I could give you the typical obituary details: survived by his wife of forty-five years, Betty; two daughters, two sons-in-law, and seven grandchildren who adored him. Army veteran, serving four years in Germany, and physically there when they built the Berlin Wall. Twenty-year veteran of our local Fire Department before retiring.
But, I’d rather give you a few tidbits to pay tribute to him as the wonderful man we knew him to be:
Lover of hidden word puzzles
Lover of country music (and not the current, modern stuff, either. We’re talking Hank Williams ORIGINAL!)
Sneaker of Pecan-Sandy cookies
A sense of humor so dry it made the Sahara Desert look like a tropical rainforest. One of his favorite phrases was to respond to the question, “How are you feeling?” with a totally straight-faced, “With my hands”.

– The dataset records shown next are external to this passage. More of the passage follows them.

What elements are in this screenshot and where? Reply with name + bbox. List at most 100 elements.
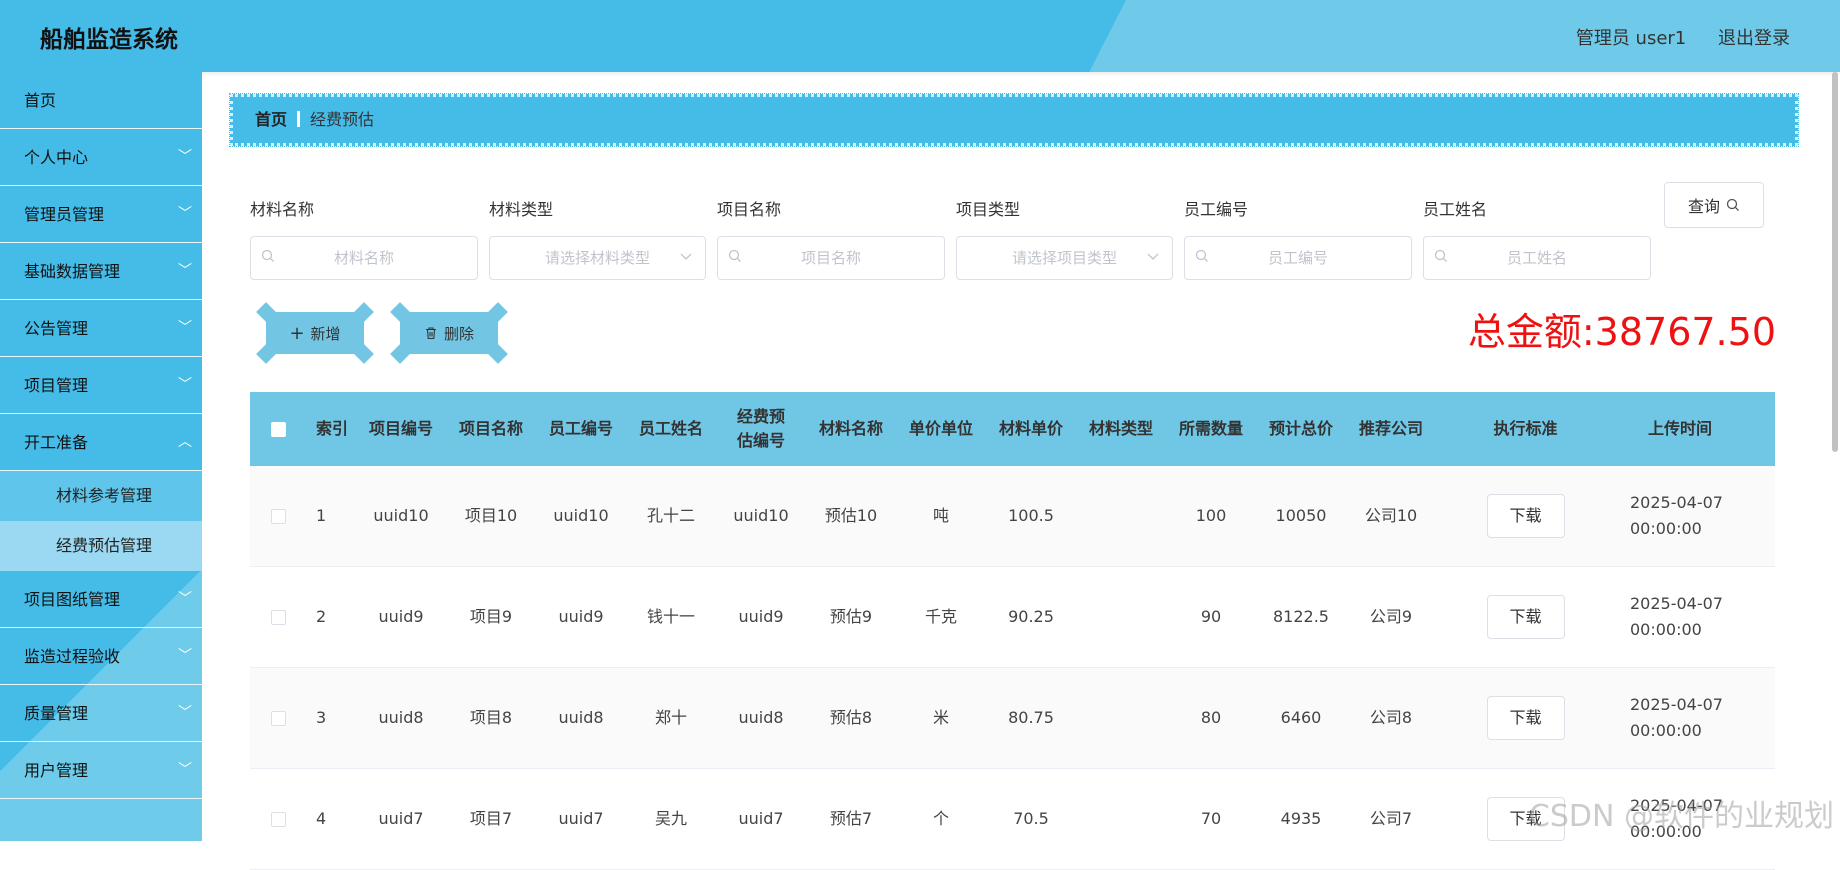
column-header: 材料单价 xyxy=(986,417,1076,441)
cell-employee-name: 吴九 xyxy=(626,806,716,832)
material-name-input[interactable] xyxy=(251,237,477,279)
cell-project-no: uuid9 xyxy=(356,604,446,630)
project-name-input[interactable] xyxy=(718,237,944,279)
row-select-cell xyxy=(250,812,306,827)
material-type-select[interactable] xyxy=(490,237,705,279)
cell-project-no: uuid7 xyxy=(356,806,446,832)
search-employee-name: 员工姓名 xyxy=(1423,196,1651,280)
upload-time: 2025-04-07 00:00:00 xyxy=(1630,490,1730,542)
trash-icon xyxy=(424,326,438,340)
download-button[interactable]: 下载 xyxy=(1487,494,1565,538)
table-row: 3 uuid8 项目8 uuid8 郑十 uuid8 预估8 米 80.75 8… xyxy=(250,668,1775,769)
breadcrumb: 首页 经费预估 xyxy=(230,94,1798,146)
select-all-checkbox[interactable] xyxy=(271,422,286,437)
breadcrumb-separator xyxy=(297,111,300,127)
cell-price: 90.25 xyxy=(986,604,1076,630)
sidebar-item-label: 监造过程验收 xyxy=(24,647,120,666)
chevron-down-icon xyxy=(679,249,693,263)
upload-time: 2025-04-07 00:00:00 xyxy=(1630,591,1730,643)
main-content: 首页经费预估 材料名称 材料类型 项目名称 项目类型 员工编号 xyxy=(202,72,1840,841)
delete-button-label: 删除 xyxy=(444,323,474,344)
total-amount: 总金额:38767.50 xyxy=(1468,301,1776,356)
cell-index: 1 xyxy=(306,503,356,529)
cell-project-no: uuid8 xyxy=(356,705,446,731)
query-button[interactable]: 查询 xyxy=(1664,182,1764,228)
sidebar-item-label: 项目图纸管理 xyxy=(24,590,120,609)
cell-estimate-no: uuid10 xyxy=(716,503,806,529)
sidebar-item-label: 管理员管理 xyxy=(24,205,104,224)
search-material-type: 材料类型 xyxy=(489,196,706,280)
cell-standard: 下载 xyxy=(1436,696,1615,740)
row-checkbox[interactable] xyxy=(271,610,286,625)
cell-estimate-no: uuid8 xyxy=(716,705,806,731)
delete-button[interactable]: 删除 xyxy=(400,312,498,354)
button-corner-decoration xyxy=(390,302,410,322)
chevron-down-icon: ﹀ xyxy=(178,129,192,186)
vertical-scrollbar[interactable] xyxy=(1832,72,1838,452)
top-header: 船舶监造系统 管理员 user1 退出登录 xyxy=(0,0,1840,72)
project-type-select[interactable] xyxy=(957,237,1172,279)
cell-employee-name: 钱十一 xyxy=(626,604,716,630)
sidebar-subitem-cost-estimate[interactable]: 经费预估管理 xyxy=(0,521,202,571)
sidebar-item-drawings[interactable]: 项目图纸管理﹀ xyxy=(0,571,202,628)
breadcrumb-current: 经费预估 xyxy=(310,110,374,129)
chevron-down-icon: ﹀ xyxy=(178,628,192,685)
column-header: 经费预估编号 xyxy=(716,405,806,453)
sidebar-item-base-data[interactable]: 基础数据管理﹀ xyxy=(0,243,202,300)
table-row: 2 uuid9 项目9 uuid9 钱十一 uuid9 预估9 千克 90.25… xyxy=(250,567,1775,668)
logout-link[interactable]: 退出登录 xyxy=(1718,28,1790,49)
search-icon xyxy=(1434,249,1448,263)
search-icon xyxy=(1726,198,1740,212)
cell-index: 3 xyxy=(306,705,356,731)
sidebar-item-admin[interactable]: 管理员管理﹀ xyxy=(0,186,202,243)
sidebar-item-label: 首页 xyxy=(24,91,56,110)
row-checkbox[interactable] xyxy=(271,711,286,726)
cell-unit: 千克 xyxy=(896,604,986,630)
cell-total: 6460 xyxy=(1256,705,1346,731)
search-icon xyxy=(261,249,275,263)
cell-employee-no: uuid8 xyxy=(536,705,626,731)
sidebar-item-project[interactable]: 项目管理﹀ xyxy=(0,357,202,414)
column-header: 执行标准 xyxy=(1436,417,1615,441)
field-label: 材料名称 xyxy=(250,196,478,222)
cell-company: 公司8 xyxy=(1346,705,1436,731)
cell-quantity: 90 xyxy=(1166,604,1256,630)
row-checkbox[interactable] xyxy=(271,812,286,827)
add-button[interactable]: + 新增 xyxy=(266,312,364,354)
chevron-down-icon: ﹀ xyxy=(178,742,192,799)
row-select-cell xyxy=(250,711,306,726)
column-header: 项目编号 xyxy=(356,417,446,441)
cell-project-name: 项目7 xyxy=(446,806,536,832)
select-box xyxy=(956,236,1173,280)
watermark: CSDN @软件的业规划 xyxy=(1529,791,1834,835)
employee-no-input[interactable] xyxy=(1185,237,1411,279)
cell-material-name: 预估10 xyxy=(806,503,896,529)
sidebar-item-profile[interactable]: 个人中心﹀ xyxy=(0,129,202,186)
search-project-type: 项目类型 xyxy=(956,196,1173,280)
column-header: 上传时间 xyxy=(1615,417,1745,441)
sidebar-item-notice[interactable]: 公告管理﹀ xyxy=(0,300,202,357)
cell-employee-name: 郑十 xyxy=(626,705,716,731)
download-button[interactable]: 下载 xyxy=(1487,595,1565,639)
cell-material-name: 预估9 xyxy=(806,604,896,630)
cell-unit: 米 xyxy=(896,705,986,731)
cell-index: 2 xyxy=(306,604,356,630)
row-checkbox[interactable] xyxy=(271,509,286,524)
column-header: 预计总价 xyxy=(1256,417,1346,441)
column-header: 员工编号 xyxy=(536,417,626,441)
sidebar-subitem-material-ref[interactable]: 材料参考管理 xyxy=(0,471,202,521)
cell-index: 4 xyxy=(306,806,356,832)
breadcrumb-home[interactable]: 首页 xyxy=(255,110,287,129)
sidebar-item-home[interactable]: 首页 xyxy=(0,72,202,129)
sidebar-item-preparation[interactable]: 开工准备︿ xyxy=(0,414,202,471)
sidebar-item-label: 质量管理 xyxy=(24,704,88,723)
sidebar-item-quality[interactable]: 质量管理﹀ xyxy=(0,685,202,742)
download-button[interactable]: 下载 xyxy=(1487,696,1565,740)
cell-quantity: 80 xyxy=(1166,705,1256,731)
employee-name-input[interactable] xyxy=(1424,237,1650,279)
column-header: 材料名称 xyxy=(806,417,896,441)
plus-icon: + xyxy=(289,323,304,344)
cell-project-name: 项目10 xyxy=(446,503,536,529)
sidebar-item-inspection[interactable]: 监造过程验收 ﹀ xyxy=(0,628,202,685)
sidebar-item-users[interactable]: 用户管理﹀ xyxy=(0,742,202,799)
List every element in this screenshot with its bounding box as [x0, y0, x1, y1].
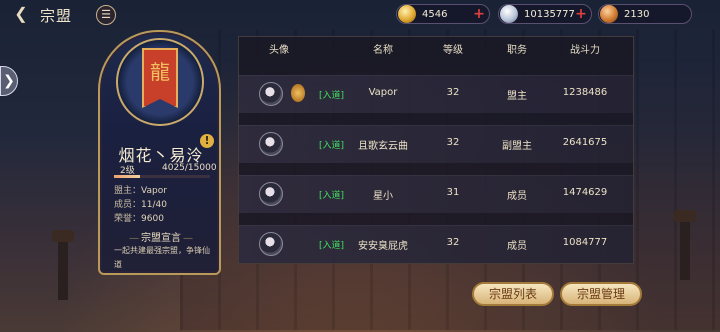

Devoted father. My sister played high school basketball, and my dad absolutely hated to miss her games. If she played a local game on a night he was on duty, it wasn’t unheard of for him to bring the fire truck to the gymnasium, just so he could watch and still be “on duty”. As for me? I was a band geek, and couldn’t tell you the number of hours my dad worked as a Band Booster Parent in the concession stand, serving up nachos and cokes at basketball games.
Proud landscaper. He loved nothing more than working outside in the yard, and was very proud of the fact our lawn was the nicest on the block. An older girl in the neighborhood was a cheerleader when I was in elementary school. She used to come to our house and ask my dad if she could practice her gymnastics on our lawn because we had the softest grass of anyone around. Do you have any idea how big his head used to swell when she did that?
My dad wasn’t in any community organizations or civic clubs. Didn’t serve on any boards or professional organizations. Rather, he lived a very quiet life, helping provide for his family. He would rather spend time with his grandkids more than anything else, and they were all seven his pride and joy. Whenever we would send him a new wallet-photo of one of the kids, he refused to discard an old photo. So he wound up carrying around this huge pile of pictures in his pocket, until I finally took them from him and made him a small scrapbook. My one regret is that my children have never lived near him, so their memories of him will be mostly photos, also.
I have two favorite quotes that I will always remember my father saying. One of them I can’t print here due to vulgarity laws, but it makes me smile every time I think it. The other, which is so quintessentially-Calvin, was what he would protest every time we caught him sleeping (and often snoring!) in his Lazy-Boy. One of us would holler, “Dad, go to bed if you’re going to sleep!” and his reply, every time, was a very indignant, “I’m not sleeping, I’m praying for the astronauts.”
And that, my friends, was my dad in a nutshell.
Daddy, I’ll miss you, and I love you.